Changes in secondary eating behaviour-related outcomes after prebiotic (red) compared with placebo condition (light blue). Hunger ratings during fMRI significantly decreased after prebiotics (A), while gender-standardised body fat mass (FM-stand, B), serum lipid markers low-density lipoprotein (LDL, C) and cholesterol (CHOL, D) significantly decreased after placebo (linear mixed effects modelling, all p<0.05, exploratory analyses). FMRI, functional magnetic resonance imaging.

Figure 6

Microbiota-related shifts after 2-week prebiotic intervention (exploratory analyses). Increases in stool frequency (A) and decreases in (B) microbiota richness, (C) evenness, (D) Shannon index, (E) beta diversity changes compared by dissimilarity gradients according to group and timepoint after prebiotics (pink) compared with placebo (blue), and (F) shifts in microbial family distribution. Asterisks in (A–D) indicating significant ANOVA results for null-full model comparisons (p<0.05).

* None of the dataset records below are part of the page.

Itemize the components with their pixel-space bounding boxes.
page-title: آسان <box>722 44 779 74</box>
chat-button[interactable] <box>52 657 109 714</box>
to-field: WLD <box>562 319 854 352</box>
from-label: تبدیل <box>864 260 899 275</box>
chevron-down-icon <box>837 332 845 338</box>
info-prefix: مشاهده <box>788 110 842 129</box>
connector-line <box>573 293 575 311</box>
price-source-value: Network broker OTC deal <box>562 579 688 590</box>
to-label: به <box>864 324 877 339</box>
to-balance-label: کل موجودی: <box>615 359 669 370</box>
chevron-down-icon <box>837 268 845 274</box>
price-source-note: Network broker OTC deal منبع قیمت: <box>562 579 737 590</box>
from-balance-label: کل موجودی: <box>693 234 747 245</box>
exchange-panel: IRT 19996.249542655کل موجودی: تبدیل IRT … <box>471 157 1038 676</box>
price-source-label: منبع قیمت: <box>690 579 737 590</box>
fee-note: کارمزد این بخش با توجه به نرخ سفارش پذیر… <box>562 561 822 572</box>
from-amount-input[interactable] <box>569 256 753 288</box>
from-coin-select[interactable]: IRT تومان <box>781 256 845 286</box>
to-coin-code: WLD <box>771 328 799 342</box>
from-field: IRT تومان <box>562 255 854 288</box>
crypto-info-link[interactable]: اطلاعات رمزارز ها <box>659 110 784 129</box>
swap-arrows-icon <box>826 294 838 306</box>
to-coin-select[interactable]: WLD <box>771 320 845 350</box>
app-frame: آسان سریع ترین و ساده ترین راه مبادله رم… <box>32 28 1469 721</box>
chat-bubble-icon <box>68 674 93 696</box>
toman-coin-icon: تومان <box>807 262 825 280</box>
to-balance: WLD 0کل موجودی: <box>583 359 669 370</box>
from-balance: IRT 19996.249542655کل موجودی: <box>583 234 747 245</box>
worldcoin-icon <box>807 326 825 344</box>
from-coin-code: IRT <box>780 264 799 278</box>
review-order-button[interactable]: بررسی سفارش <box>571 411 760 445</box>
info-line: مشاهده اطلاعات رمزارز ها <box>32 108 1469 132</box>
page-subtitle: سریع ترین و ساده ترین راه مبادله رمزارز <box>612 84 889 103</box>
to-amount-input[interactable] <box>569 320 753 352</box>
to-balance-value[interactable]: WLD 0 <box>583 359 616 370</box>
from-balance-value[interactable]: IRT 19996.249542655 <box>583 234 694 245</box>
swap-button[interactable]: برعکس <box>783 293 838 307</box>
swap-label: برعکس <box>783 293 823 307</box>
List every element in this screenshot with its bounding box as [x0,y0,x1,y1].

ANOVA, analysis of variance; ASV, amplicon sequencing variant; NMDS, non-metric multidimensional scaling.

Figure 7

Predicted functional shifts and their correlations with changes in microbiota genera and in reward-related brain activation after prebiotic intervention (exploratory analyses). (A) Dissimilarity of functional composition of microbiome preprebiotic to versus postprebiotic intervention based on NMDS stress test (p=0.001) and principal component analysis of relative abundance of predicted KEGG orthologues statistics, calculated by PERMANOVA (p_adj=0.002). (B) Change scores of Bifidobacterium abundance and arginine biosynthesis (ko00220), (C) Bifidobacterium abundance and cysteine and methionine metbolism (ko00270), (D) flavonoid biosynthesis (ko00941) and changes in reward-related brain response, (E) stilbenoid, gingerol biosynthesis (ko00945) and reward-related brain response. (B–E), all r>0.32, all p<0.05 according to Spearman’s correlation, line gives regression fit with 95% CI. KEGG, Kyoto Encyclopaedia of Genes and Genomes; NMDS, non-metric multidimensional scaling; PERMANOVA, permutational multivariate analysis of variance; VTA, ventral tegmental area.